Before heading to Brussels for Monday’s NATO summit, President Biden had a lighthearted agenda item on Sunday to round out his visit to Britain, the first country visited on his inaugural European trip as president: an audience with Queen Elizabeth II.
The monarch welcomed Mr. Biden and the first lady, Jill Biden, to her home, Windsor Castle, where she has sought refuge since moving from Buckingham Palace early last year as the pandemic was bearing down on Britain.
In what was a very private visit, with cameras and reporters kept well away, Mr. Biden and the queen inspected an honor guard of grenadiers in the castle’s sun-splashed quadrangle before retiring inside for tea.
On every presidential visit to the country, it is the meeting with the queen that most symbolizes what American and British diplomats still reflexively call the “special relationship” — a term that Prime Minister Boris Johnson recently said he did not care for because it made Britain sound needy.

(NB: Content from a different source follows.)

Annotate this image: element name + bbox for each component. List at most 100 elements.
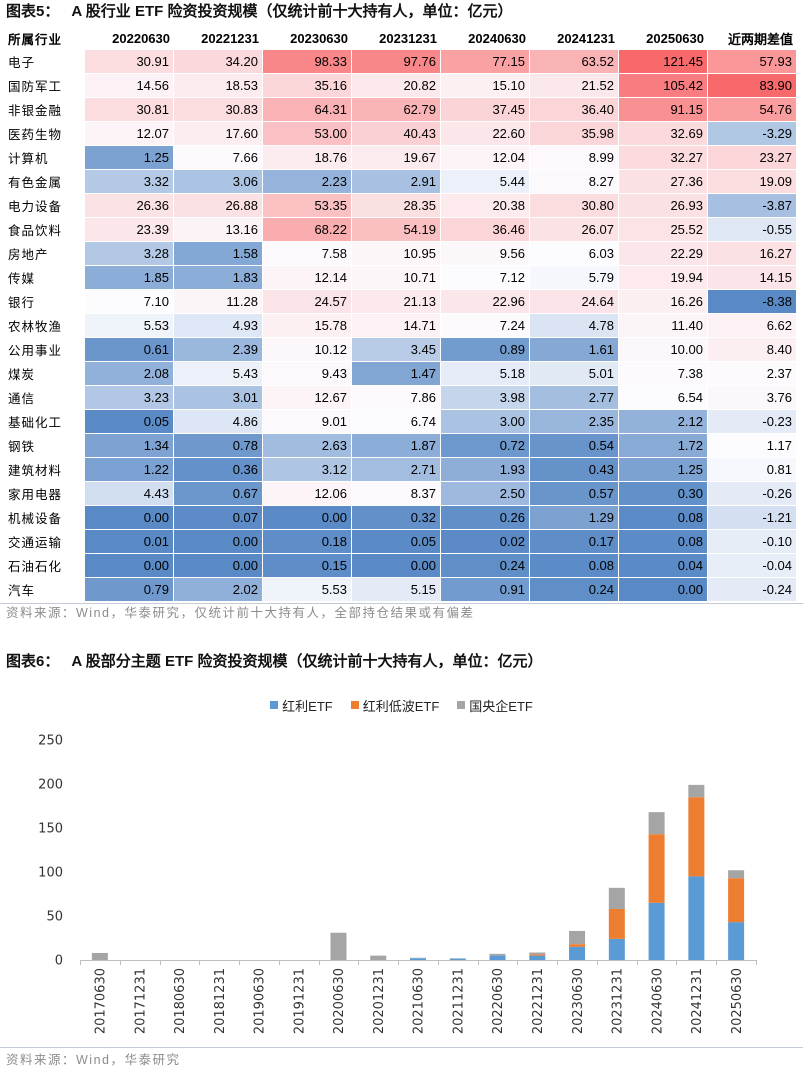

Earlier in the visit, at a reception in Cornwall on Friday, Mr. Biden and his wife looked relaxed as they chatted with the queen, who turned 95 in April. The monarch had also drawn laughs during a stilted, socially distanced group photo by asking, “Are you supposed to look as if you’re enjoying yourself?”
It was a happy contrast to the bereaved figure who sat alone in a choir stall at St. George’s Chapel at Windsor three months ago, during the funeral of her husband, Prince Philip.
“We had a long talk,” Mr. Biden told reporters after the meeting. “She was very generous.”